Specifically, as shown in FIG. 7, a steering apparatus 21 includes a first shaft 23 coupled to a steering wheel 22, a joint mechanism 25, and a second shaft 24 coupled to the first shaft 23 via the joint mechanism 25. A cam 27 having a cam groove 26 is provided at one end of the first shaft 23. The cam groove 26 extends in a direction perpendicular to the first shaft 23. The cam groove 26 receives a cam follower 28 that slides within the cam groove 26. A coupling portion 29 is formed at one end of the second shaft 24 that is coupled to a rack and pinion mechanism (not shown). The coupling portion 29 has an eccentric pin 30 located at a position eccentric relative to the second shaft 24. The eccentric pin 30 extends along the axial direction of the second shaft 24. The joint mechanism 25 is formed by the eccentric pin 30 and the cam follower 28, which are connected to each other. The first shaft 23 and the second shaft 24 are coupled to each other at an eccentric position by the joint mechanism 25, so that rotation of the first shaft 23 is transmitted to the second shaft 24 through the joint mechanism 25.
That is, rotation of the cam 27 on the first shaft 23 is permitted by sliding motion of the cam follower 28 in the cam groove 26 and rotation of the cam follower 28 about the eccentric pin 30. As shown in FIG. 8, the eccentric pin 30, which is coupled to the cam follower 28, moves along a circle concentric with the second shaft 24 as the cam 27 rotates and the cam follower 28 slides.

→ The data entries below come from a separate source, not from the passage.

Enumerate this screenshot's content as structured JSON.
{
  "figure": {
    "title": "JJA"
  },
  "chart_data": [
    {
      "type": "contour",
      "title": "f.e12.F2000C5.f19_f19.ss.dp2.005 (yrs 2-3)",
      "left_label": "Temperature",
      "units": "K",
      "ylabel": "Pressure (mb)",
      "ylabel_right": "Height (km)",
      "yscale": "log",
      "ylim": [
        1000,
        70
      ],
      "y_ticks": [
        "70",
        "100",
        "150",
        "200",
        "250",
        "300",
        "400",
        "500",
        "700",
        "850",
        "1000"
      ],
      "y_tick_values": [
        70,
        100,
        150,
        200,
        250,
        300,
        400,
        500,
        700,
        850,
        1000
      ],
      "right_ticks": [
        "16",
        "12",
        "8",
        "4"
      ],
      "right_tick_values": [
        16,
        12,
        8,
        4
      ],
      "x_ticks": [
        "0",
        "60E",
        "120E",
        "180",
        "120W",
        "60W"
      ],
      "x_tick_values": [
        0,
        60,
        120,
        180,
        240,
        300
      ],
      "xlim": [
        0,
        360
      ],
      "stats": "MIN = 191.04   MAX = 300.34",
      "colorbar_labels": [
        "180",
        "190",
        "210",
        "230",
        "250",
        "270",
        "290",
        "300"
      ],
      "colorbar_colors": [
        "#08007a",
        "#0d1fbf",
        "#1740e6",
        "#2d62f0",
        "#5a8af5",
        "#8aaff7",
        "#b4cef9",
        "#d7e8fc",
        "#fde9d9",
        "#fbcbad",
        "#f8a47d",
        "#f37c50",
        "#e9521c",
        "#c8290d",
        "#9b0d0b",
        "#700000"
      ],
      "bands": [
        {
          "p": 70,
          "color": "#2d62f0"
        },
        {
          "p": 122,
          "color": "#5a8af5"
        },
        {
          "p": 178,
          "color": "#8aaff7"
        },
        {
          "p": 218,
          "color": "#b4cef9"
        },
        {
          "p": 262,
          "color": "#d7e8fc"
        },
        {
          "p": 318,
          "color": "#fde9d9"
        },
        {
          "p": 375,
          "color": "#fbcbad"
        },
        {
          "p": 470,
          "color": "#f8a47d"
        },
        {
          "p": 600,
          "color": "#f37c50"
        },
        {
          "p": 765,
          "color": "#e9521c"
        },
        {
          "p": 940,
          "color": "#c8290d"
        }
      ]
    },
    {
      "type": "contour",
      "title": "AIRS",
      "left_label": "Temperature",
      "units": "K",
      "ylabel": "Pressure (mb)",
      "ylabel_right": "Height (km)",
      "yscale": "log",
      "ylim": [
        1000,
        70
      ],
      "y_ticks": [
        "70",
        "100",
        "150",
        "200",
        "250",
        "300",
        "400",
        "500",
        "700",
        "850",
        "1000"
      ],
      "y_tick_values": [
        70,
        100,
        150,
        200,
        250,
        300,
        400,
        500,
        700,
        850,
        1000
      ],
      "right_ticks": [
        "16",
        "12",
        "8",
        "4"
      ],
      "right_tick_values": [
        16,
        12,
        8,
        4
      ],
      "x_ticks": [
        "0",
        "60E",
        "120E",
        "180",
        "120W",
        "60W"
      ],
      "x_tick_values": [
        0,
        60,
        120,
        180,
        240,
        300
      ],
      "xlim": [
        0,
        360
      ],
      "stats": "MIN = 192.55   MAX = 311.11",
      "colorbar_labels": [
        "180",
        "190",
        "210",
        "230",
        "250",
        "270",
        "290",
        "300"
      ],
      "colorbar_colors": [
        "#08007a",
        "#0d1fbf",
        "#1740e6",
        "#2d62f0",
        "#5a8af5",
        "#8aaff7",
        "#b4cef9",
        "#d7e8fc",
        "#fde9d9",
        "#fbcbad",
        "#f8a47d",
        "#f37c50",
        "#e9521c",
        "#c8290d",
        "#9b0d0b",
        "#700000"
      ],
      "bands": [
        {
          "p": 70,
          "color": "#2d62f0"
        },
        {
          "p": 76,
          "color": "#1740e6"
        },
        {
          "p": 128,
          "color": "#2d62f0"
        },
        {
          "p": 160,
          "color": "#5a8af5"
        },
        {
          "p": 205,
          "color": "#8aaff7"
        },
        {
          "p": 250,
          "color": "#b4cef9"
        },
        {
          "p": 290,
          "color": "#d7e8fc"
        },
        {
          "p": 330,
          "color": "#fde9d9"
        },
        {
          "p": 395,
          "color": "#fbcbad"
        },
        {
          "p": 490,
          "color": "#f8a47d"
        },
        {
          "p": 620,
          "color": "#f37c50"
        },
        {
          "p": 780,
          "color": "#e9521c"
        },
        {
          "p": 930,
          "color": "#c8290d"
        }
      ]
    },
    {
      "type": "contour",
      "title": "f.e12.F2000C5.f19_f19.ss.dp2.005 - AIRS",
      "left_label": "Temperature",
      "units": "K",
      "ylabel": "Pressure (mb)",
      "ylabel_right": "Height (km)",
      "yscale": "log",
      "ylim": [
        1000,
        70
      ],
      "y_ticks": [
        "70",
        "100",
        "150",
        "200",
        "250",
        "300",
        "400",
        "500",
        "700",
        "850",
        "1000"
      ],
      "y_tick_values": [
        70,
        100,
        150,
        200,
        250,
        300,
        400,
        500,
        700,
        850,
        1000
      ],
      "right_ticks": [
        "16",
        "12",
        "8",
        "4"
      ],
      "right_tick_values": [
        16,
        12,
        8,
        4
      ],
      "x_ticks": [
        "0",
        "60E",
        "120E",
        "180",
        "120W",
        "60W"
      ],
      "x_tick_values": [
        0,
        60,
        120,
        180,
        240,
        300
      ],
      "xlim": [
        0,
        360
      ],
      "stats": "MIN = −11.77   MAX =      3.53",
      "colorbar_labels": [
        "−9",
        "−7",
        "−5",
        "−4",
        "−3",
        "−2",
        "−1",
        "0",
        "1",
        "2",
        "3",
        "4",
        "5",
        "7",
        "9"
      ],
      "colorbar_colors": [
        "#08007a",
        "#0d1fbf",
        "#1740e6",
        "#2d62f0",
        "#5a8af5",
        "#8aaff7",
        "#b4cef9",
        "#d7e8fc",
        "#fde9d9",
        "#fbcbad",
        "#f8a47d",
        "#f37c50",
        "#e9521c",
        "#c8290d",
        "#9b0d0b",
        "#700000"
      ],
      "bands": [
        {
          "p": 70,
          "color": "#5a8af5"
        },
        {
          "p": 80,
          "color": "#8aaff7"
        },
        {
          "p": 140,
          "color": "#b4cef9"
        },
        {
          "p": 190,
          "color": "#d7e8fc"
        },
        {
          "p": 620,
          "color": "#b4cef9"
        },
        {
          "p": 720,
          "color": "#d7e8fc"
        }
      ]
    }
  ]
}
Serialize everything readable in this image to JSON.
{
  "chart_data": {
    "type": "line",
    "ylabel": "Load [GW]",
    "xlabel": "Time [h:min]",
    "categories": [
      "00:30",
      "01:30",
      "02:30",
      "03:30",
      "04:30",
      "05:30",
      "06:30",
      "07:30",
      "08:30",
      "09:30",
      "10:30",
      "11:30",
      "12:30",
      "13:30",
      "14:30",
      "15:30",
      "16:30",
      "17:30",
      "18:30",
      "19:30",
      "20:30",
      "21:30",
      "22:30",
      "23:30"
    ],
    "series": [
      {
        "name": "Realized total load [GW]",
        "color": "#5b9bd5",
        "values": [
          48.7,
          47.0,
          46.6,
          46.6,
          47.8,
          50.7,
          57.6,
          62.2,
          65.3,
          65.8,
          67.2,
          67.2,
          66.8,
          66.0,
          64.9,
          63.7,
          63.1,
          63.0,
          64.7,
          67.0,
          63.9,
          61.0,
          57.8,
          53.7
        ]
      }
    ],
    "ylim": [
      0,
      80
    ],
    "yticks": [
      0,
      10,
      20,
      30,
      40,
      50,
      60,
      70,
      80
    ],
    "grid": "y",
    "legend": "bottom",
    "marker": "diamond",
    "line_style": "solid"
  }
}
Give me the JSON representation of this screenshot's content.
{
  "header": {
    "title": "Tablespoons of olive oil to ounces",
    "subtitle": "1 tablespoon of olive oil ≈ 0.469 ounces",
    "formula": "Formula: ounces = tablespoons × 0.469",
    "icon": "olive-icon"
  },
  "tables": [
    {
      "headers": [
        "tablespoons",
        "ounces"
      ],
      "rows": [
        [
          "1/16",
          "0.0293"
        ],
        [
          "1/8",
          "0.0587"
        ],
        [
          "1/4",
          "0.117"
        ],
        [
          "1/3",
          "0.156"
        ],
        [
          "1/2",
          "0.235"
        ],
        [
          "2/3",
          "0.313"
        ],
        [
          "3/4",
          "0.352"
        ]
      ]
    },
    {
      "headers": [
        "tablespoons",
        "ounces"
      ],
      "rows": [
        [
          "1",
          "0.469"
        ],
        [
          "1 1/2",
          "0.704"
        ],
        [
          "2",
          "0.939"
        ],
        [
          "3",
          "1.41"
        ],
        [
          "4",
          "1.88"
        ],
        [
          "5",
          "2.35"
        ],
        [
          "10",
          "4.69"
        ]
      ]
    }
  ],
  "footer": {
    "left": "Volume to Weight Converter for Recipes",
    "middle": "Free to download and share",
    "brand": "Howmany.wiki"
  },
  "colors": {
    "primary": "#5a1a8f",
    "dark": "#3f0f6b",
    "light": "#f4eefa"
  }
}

Accordingly, rotation of the first shaft 23 is transmitted to the second shaft 24.
A circle shown by a broken line in FIG. 8 indicates the path of the axis of the eccentric pin 30, which moves as the cam 27 rotates. Circles formed by lines having a long dash alternating with two short dashes represent positions of the eccentric pin 30 (P0, P1, P2, P1′, P2′, P3) corresponding to the rotation angle (every 60°) of the cam 27. As shown in FIG. 8, the closer to the position P0 the eccentric pin 30, the greater the change in the position of the eccentric pin 30 relative to a change in the rotation angle of the cam 27. Also, the closer to the position P3 the eccentric pin 30, the smaller a change in the position of the eccentric pin 30 relative to a change in the rotation angle of the cam 27.
According to this configuration, a non-linear relationship is established between changes in rotation angle of the first shaft 23 caused by steering operation and changes in rotation angle of the second shaft 24, which defines the amount of change in steered angle of the steerable angle. For example, when the eccentric pin 30 is at the position P3, this position is set as a neutral steering position (steering angle is zero). Also, when the eccentric pin 30 is at the position P0, the position is set as the maximum steered angle. Thus, in a range where the steering angle is small, a change in the steered angle corresponding to a change in the steering angle is small. On the other hand, in a range where the steering angle is great, a change in the steered angle corresponding to a change in the steering angle is great. Accordingly, it is possible to improve driving stability when traveling straight forward and the turning performance in ranges of large steering angles, using a simple structure.